On my own turf, I would not have been too worried. However, I did not know the woods very well on upper Mud Fork. So, I chose to lie back even though I was faster on foot than most of the fellows. In the pitch dark of the hills, running through briar thickets with gunshots in the background, a fellow who shared my name, (Dwight) Baisden, yelled out, “I know these hills, follow me.” In what seemed like only seconds later, I heard a terrible scream. “Ike”, as most people called him, had run into a barbed wire fence neck-high and was not only bleeding, but also had choked himself. He survived, and years later went to work for the federal government somewhere out west. He now is deceased.
As for myself, I survived the night by staying in the hills and off the main road for the two miles or more until I reached the confines of the company store porch, where I rested. Wearily, I later crossed the railroad tracks and headed for bed, just hoping the rest of the guys got home safely, which they did — bruised, battered, and some still with buck shot in their hides, but OK.

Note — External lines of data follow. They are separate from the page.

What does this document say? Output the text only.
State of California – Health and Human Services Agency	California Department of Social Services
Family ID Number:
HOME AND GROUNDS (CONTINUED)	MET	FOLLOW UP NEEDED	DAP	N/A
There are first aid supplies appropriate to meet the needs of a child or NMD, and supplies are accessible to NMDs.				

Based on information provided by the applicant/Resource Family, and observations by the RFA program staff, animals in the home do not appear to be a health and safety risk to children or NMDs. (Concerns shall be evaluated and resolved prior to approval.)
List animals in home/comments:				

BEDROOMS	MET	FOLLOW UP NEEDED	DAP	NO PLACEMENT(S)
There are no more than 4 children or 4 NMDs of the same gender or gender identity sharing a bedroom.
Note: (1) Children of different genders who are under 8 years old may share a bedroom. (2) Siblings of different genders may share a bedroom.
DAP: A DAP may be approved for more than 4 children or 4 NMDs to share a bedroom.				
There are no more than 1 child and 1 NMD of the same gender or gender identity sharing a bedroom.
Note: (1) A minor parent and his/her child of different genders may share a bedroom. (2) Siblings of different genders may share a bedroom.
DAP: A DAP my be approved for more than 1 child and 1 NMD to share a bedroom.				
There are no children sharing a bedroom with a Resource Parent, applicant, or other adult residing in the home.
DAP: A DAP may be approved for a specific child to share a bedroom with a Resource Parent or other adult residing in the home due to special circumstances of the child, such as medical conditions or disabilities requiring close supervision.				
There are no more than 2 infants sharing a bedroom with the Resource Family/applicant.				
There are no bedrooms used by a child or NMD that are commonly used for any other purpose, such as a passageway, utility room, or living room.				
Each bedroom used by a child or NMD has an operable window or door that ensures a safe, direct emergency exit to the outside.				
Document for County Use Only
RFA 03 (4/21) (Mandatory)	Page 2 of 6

Looking back, I realize the roads were in bad enough shape without us setting fire to them. I also realize that people could have been hurt, and that the inability of an ambulance or other emergency vehicle getting through should have been foremost on our minds. Understand, however, that most of us were kids, basically good kids. Unlike today, you never had to worry about any of us breaking into your home or stealing anything. In fact, back then, most people did not even lock their front doors at nighttime.
For the most part, the Porch Sitters were a great bunch of guys; that is, until the one stretch of the year when they became the Villains. Many of the Porch Sitters have either died, or at least settled down — or have we?
Drive carefully, for at least the next few nights.